Groups of dancers known as ‘ren’ dance through the streets, accompanied by musicians playing the shamisen, drums, flutes, and a bell that keeps overall time. Performers wear traditional clothes, and chant and sing as they parade through the streets.

For weeks in advance, you can see the participants practicing by the city’s rivers. The festival itself is very photogenic. Visitors are also strongly encouraged to participate, and you’re sure to take away vivid memories of this city-wide community event. Within Tokushima Prefecture, most people can do the dance and will perform it with a bit of encouragement.

If you’re unable to make it to the festival itself, a visit to the Awa Odori Hall in Tokushima City allows you to explore the origins of the festival and learn the dance under the patient guidance of their resident ren.

The Yosakoi Festival in Kōchi

Name in Japanese: よさこい祭り
Pronunciation: yosakoi matsuri
Date: Second weekend of August

The Yosakoi Festival in Kōchi is one of Japan’s most salient summer festivals. It was developed after WWII to restore people’s spirits, and the dance parade aspect was copied from the Awa Odori. What the word ‘Yosakoi’ means exactly is open to interpretation, but the general sense is ‘let the good times roll’, and there’s a strong hint of nocturnal naughtiness to it. Incidentally, Kochi’s births are concentrated nine months after Yosakoi.

During the festival, over 10,000 dancers in dozens of teams throng the main streets and thoroughfares, beating time with small wooden clappers called naruko. The costumes are colourful and fantastic. Each team is led by a decorated truck blasting out music from their huge speakers, and staffed by excited party animals.

Every team is free to arrange its own style of music, but it must include at least part of the festival’s official song, the Yosakoi Naruko Dance. The festival ends with a parade down Otesuji-dori Avenue and a huge fireworks display, lasting 90 minutes.

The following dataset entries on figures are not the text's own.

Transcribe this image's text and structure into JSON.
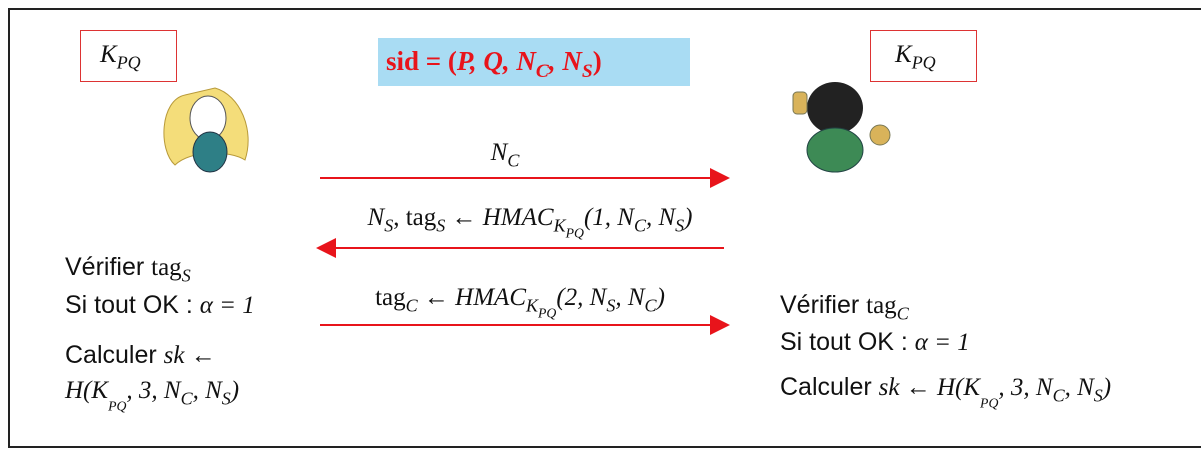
{
  "key_left": [
    "K",
    "PQ"
  ],
  "key_right": [
    "K",
    "PQ"
  ],
  "sid": [
    "sid = (",
    "P, Q, N",
    "C",
    ", N",
    "S",
    ")"
  ],
  "messages": [
    [
      "N",
      "C"
    ],
    [
      "N",
      "S",
      ", tag",
      "S",
      " ← HMAC",
      "K",
      "PQ",
      "(1, N",
      "C",
      ", N",
      "S",
      ")"
    ],
    [
      "tag",
      "C",
      " ← HMAC",
      "K",
      "PQ",
      "(2, N",
      "S",
      ", N",
      "C",
      ")"
    ]
  ],
  "left_steps": [
    [
      "Vérifier ",
      "tag",
      "S"
    ],
    [
      "Si tout OK : ",
      "α = 1"
    ],
    [
      "Calculer ",
      "sk ←"
    ],
    [
      "H(K",
      "PQ",
      ", 3, N",
      "C",
      ", N",
      "S",
      ")"
    ]
  ],
  "right_steps": [
    [
      "Vérifier ",
      "tag",
      "C"
    ],
    [
      "Si tout OK : ",
      "α = 1"
    ],
    [
      "Calculer ",
      "sk ← H(K",
      "PQ",
      ", 3, N",
      "C",
      ", N",
      "S",
      ")"
    ]
  ]
}
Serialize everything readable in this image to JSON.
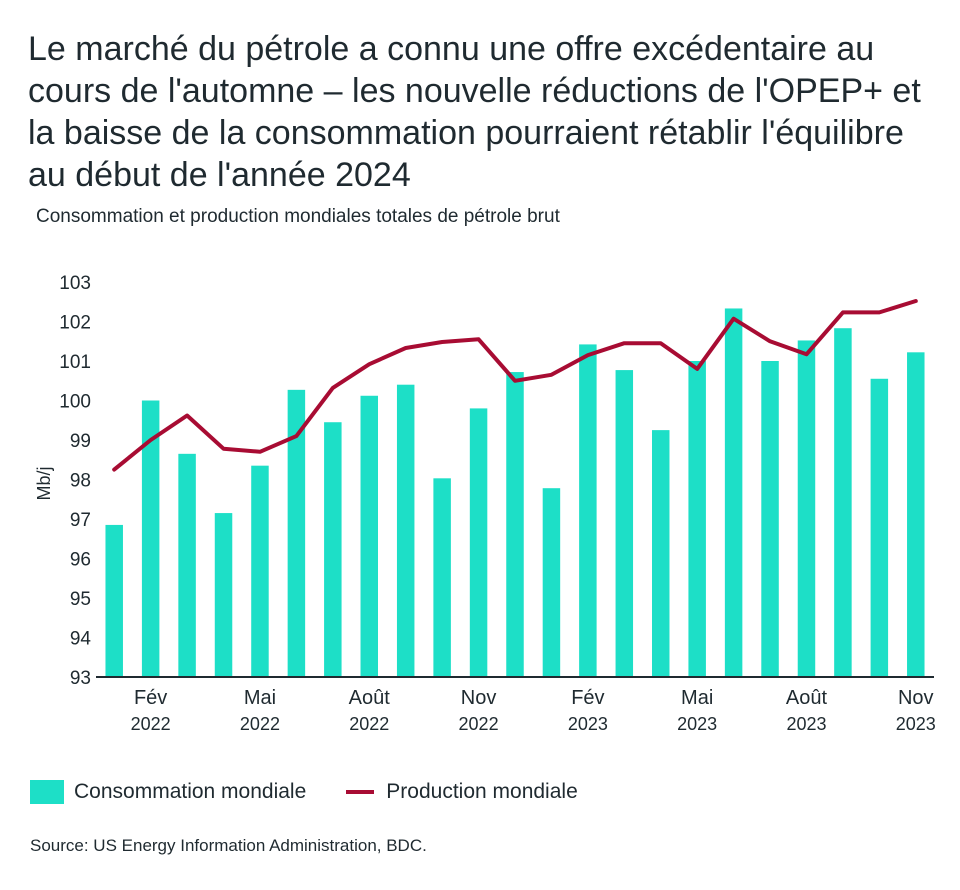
{
  "chart_data": {
    "type": "bar",
    "title": "Le marché du pétrole a connu une offre excédentaire au cours de l'automne – les nouvelle réductions de l'OPEP+ et la baisse de la consommation pourraient rétablir l'équilibre au début de l'année 2024",
    "subtitle": "Consommation et production mondiales totales de pétrole brut",
    "ylabel": "Mb/j",
    "xlabel": "",
    "ylim": [
      93,
      103
    ],
    "yticks": [
      93,
      94,
      95,
      96,
      97,
      98,
      99,
      100,
      101,
      102,
      103
    ],
    "grid": false,
    "legend_position": "bottom-left",
    "x_tick_labels": [
      {
        "index": 1,
        "month": "Fév",
        "year": "2022"
      },
      {
        "index": 4,
        "month": "Mai",
        "year": "2022"
      },
      {
        "index": 7,
        "month": "Août",
        "year": "2022"
      },
      {
        "index": 10,
        "month": "Nov",
        "year": "2022"
      },
      {
        "index": 13,
        "month": "Fév",
        "year": "2023"
      },
      {
        "index": 16,
        "month": "Mai",
        "year": "2023"
      },
      {
        "index": 19,
        "month": "Août",
        "year": "2023"
      },
      {
        "index": 22,
        "month": "Nov",
        "year": "2023"
      }
    ],
    "x": [
      "2022-01",
      "2022-02",
      "2022-03",
      "2022-04",
      "2022-05",
      "2022-06",
      "2022-07",
      "2022-08",
      "2022-09",
      "2022-10",
      "2022-11",
      "2022-12",
      "2023-01",
      "2023-02",
      "2023-03",
      "2023-04",
      "2023-05",
      "2023-06",
      "2023-07",
      "2023-08",
      "2023-09",
      "2023-10",
      "2023-11"
    ],
    "series": [
      {
        "name": "Consommation mondiale",
        "type": "bar",
        "color": "#1ddfc7",
        "values": [
          96.85,
          100.0,
          98.65,
          97.15,
          98.35,
          100.27,
          99.45,
          100.12,
          100.4,
          98.03,
          99.8,
          100.72,
          97.78,
          101.42,
          100.77,
          99.25,
          101.0,
          102.33,
          101.0,
          101.52,
          101.83,
          100.55,
          101.22
        ]
      },
      {
        "name": "Production mondiale",
        "type": "line",
        "color": "#a80c33",
        "values": [
          98.25,
          99.0,
          99.62,
          98.78,
          98.7,
          99.1,
          100.32,
          100.92,
          101.33,
          101.48,
          101.55,
          100.5,
          100.65,
          101.15,
          101.45,
          101.45,
          100.8,
          102.07,
          101.5,
          101.17,
          102.23,
          102.23,
          102.52
        ]
      }
    ]
  },
  "source": "Source: US Energy Information Administration, BDC.",
  "colors": {
    "text": "#1f2a30",
    "axis": "#1f2a30"
  }
}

Especially good dancers proudly wear ribbons awarded by the judges, and there’s an overall winning team each year. Teams are organized by companies, businesses and localities, and a lot of them are put together by izakaya, the informal pub/restaurants for which Kōchi is renowned. A festival is really a way for a town to bare its soul and show the world what it’s made of and Yosakoi displays the quintessential character of Kōchi City – it’s loud, gaudy, cheerful, ever-changing and irreverent, with the women of the town definitely front and centre.

There’s a museum for the festival which is worth a look if you’re in the area.

The Matsuyama Festival

Name in Japanese:  松山まつり
Pronunciation: matsuyama matsuri
Date: Second weekend of August

Matsuyama is considered to be the first home of baseball in Japan, since the local haiku poet Masaoka Shiki was an early devotee. He translated baseball terminology into Japanese and gave the game its Japanese name, yakyu, and organized baseball games on the troop-drilling grounds within the castle moat. The Matsuyama Matsuri is a festival to celebrate this history, with various dances inspired by the game.

The festival takes place over the second weekend of August, beginning on Friday evening. Various companies and civic groups form dance troupes, which make their own outfits and devise their own dance routines. These involve some baseball-esque movements such as pitching, swinging a bat, and running around in a circle. It’s remarkable how felicitously these motions can be incorporated into a dance.

This is a huge community event involving practice and coordination for months in advance. Masses of people, from kindergartens and NPOs, to dance schools, companies, neighbourhood associations and local government take part over the three days, each with their own unique outfits and routine, making it one of the biggest cosplay events anywhere. All of the groups have their own sound system mounted on a truck, which plays two tunes. After hearing the same music over and over again, it gets fixed in your head and you’ll be whistling it afterwards. Fortunately, it’s not a bad tune.

After the parade down Chifune-Dori, the best groups perform again in the grounds of Matsuyama Castle where Shiki used to play his early baseball games. If you’re in Matsuyama in the summer, this is one festival that you should really see.